An Improved Finite-time Analysis of Temporal Difference Learning with Deep Neural Networks
Zhifa Ke, Zaiwen Wen, Junyu Zhang
TL;DR
This work presents a non-asymptotic analysis of neural temporal-difference and Q-learning with multi-layer neural networks in reinforcement learning. By introducing a subspace decomposition that separates range and kernel components of the feature-covariance operator $\Sigma_\pi$, the authors establish an $\tilde{O}(\varepsilon^{-1})$ sample complexity under Markovian sampling, a significant improvement over prior $\tilde{O}(\varepsilon^{-2})$ bounds. The results apply to neural TD learning, neural Q-learning, and extend to minimax neural Q-learning in two-player zero-sum Markov games, under weaker regularity conditions. Experiments on OpenAI Gym tasks corroborate the theoretical findings, including width-dependent convergence and spectral properties of $\Sigma_\pi$. The paper contributes a versatile analytic framework with potential applications to broader neural-approximation RL algorithms, including actor-critic methods.
Abstract
Temporal difference (TD) learning algorithms with neural network function parameterization have well-established empirical success in many practical large-scale reinforcement learning tasks. However, theoretical understanding of these algorithms remains challenging due to the nonlinearity of the action-value approximation. In this paper, we develop an improved non-asymptotic analysis of the neural TD method with a general $L$-layer neural network.

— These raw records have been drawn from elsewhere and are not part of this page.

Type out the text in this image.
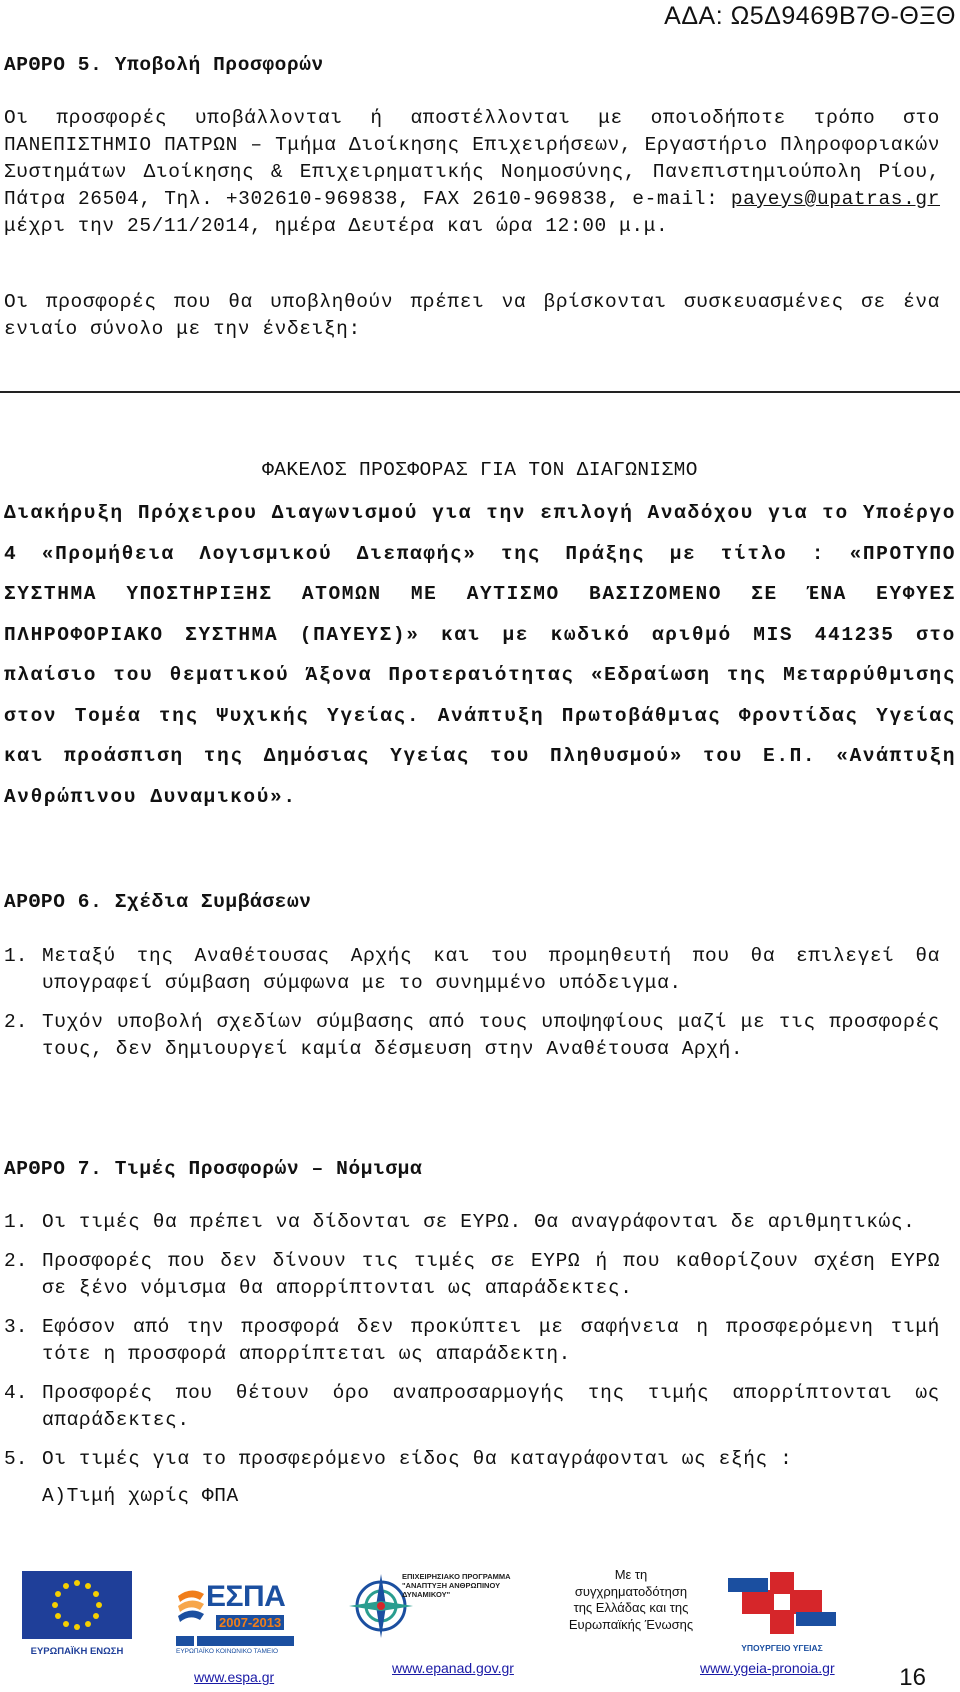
ΑΔΑ: Ω5Δ9469Β7Θ-ΘΞΘ
ΑΡΘΡΟ 5. Υποβολή Προσφορών
Οι προσφορές υποβάλλονται ή αποστέλλονται με οποιοδήποτε τρόπο στο ΠΑΝΕΠΙΣΤΗΜΙΟ ΠΑΤΡΩΝ – Τμήμα Διοίκησης Επιχειρήσεων, Εργαστήριο Πληροφοριακών Συστημάτων Διοίκησης & Επιχειρηματικής Νοημοσύνης, Πανεπιστημιούπολη Ρίου, Πάτρα 26504, Τηλ. +302610-969838, FAX 2610-969838, e-mail: payeys@upatras.gr μέχρι την 25/11/2014, ημέρα Δευτέρα και ώρα 12:00 μ.μ.
Οι προσφορές που θα υποβληθούν πρέπει να βρίσκονται συσκευασμένες σε ένα ενιαίο σύνολο με την ένδειξη:
ΦΑΚΕΛΟΣ ΠΡΟΣΦΟΡΑΣ ΓΙΑ ΤΟΝ ΔΙΑΓΩΝΙΣΜΟ
Διακήρυξη Πρόχειρου Διαγωνισμού για την επιλογή Αναδόχου για το Υποέργο 4 «Προμήθεια Λογισμικού Διεπαφής» της Πράξης με τίτλο : «ΠΡΟΤΥΠΟ ΣΥΣΤΗΜΑ ΥΠΟΣΤΗΡΙΞΗΣ ΑΤΟΜΩΝ ΜΕ ΑΥΤΙΣΜΟ ΒΑΣΙΖΟΜΕΝΟ ΣΕ ΈΝΑ ΕΥΦΥΕΣ ΠΛΗΡΟΦΟΡΙΑΚΟ ΣΥΣΤΗΜΑ (ΠΑΥΕΥΣ)» και με κωδικό αριθμό MIS 441235 στο πλαίσιο του θεματικού Άξονα Προτεραιότητας «Εδραίωση της Μεταρρύθμισης στον Τομέα της Ψυχικής Υγείας. Ανάπτυξη Πρωτοβάθμιας Φροντίδας Υγείας και προάσπιση της Δημόσιας Υγείας του Πληθυσμού» του Ε.Π. «Ανάπτυξη Ανθρώπινου Δυναμικού».
ΑΡΘΡΟ 6. Σχέδια Συμβάσεων
1. Μεταξύ της Αναθέτουσας Αρχής και του προμηθευτή που θα επιλεγεί θα υπογραφεί σύμβαση σύμφωνα με το συνημμένο υπόδειγμα.
2. Τυχόν υποβολή σχεδίων σύμβασης από τους υποψηφίους μαζί με τις προσφορές τους, δεν δημιουργεί καμία δέσμευση στην Αναθέτουσα Αρχή.
ΑΡΘΡΟ 7. Τιμές Προσφορών – Νόμισμα
1. Οι τιμές θα πρέπει να δίδονται σε ΕΥΡΩ. Θα αναγράφονται δε αριθμητικώς.
2. Προσφορές που δεν δίνουν τις τιμές σε ΕΥΡΩ ή που καθορίζουν σχέση ΕΥΡΩ σε ξένο νόμισμα θα απορρίπτονται ως απαράδεκτες.
3. Εφόσον από την προσφορά δεν προκύπτει με σαφήνεια η προσφερόμενη τιμή τότε η προσφορά απορρίπτεται ως απαράδεκτη.
4. Προσφορές που θέτουν όρο αναπροσαρμογής της τιμής απορρίπτονται ως απαράδεκτες.
5. Οι τιμές για το προσφερόμενο είδος θα καταγράφονται ως εξής :
Α)Τιμή χωρίς ΦΠΑ
ΕΥΡΩΠΑΪΚΗ ΕΝΩΣΗ
ΕΣΠΑ
2007-2013
ΕΥΡΩΠΑΪΚΟ ΚΟΙΝΩΝΙΚΟ ΤΑΜΕΙΟ
ΕΠΙΧΕΙΡΗΣΙΑΚΟ ΠΡΟΓΡΑΜΜΑ "ΑΝΑΠΤΥΞΗ ΑΝΘΡΩΠΙΝΟΥ ΔΥΝΑΜΙΚΟΥ"
Με τη συγχρηματοδότηση της Ελλάδας και της Ευρωπαϊκής Ένωσης
ΥΠΟΥΡΓΕΙΟ ΥΓΕΙΑΣ
www.espa.gr
www.epanad.gov.gr	www.ygeia-pronoia.gr	16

New proof techniques are developed and an improved new $\tilde{\mathcal{O}}(ε^{-1})$ sample complexity is derived. To our best knowledge, this is the first finite-time analysis of neural TD that achieves an $\tilde{\mathcal{O}}(ε^{-1})$ complexity under the Markovian sampling, as opposed to the best known $\tilde{\mathcal{O}}(ε^{-2})$ complexity in the existing literature.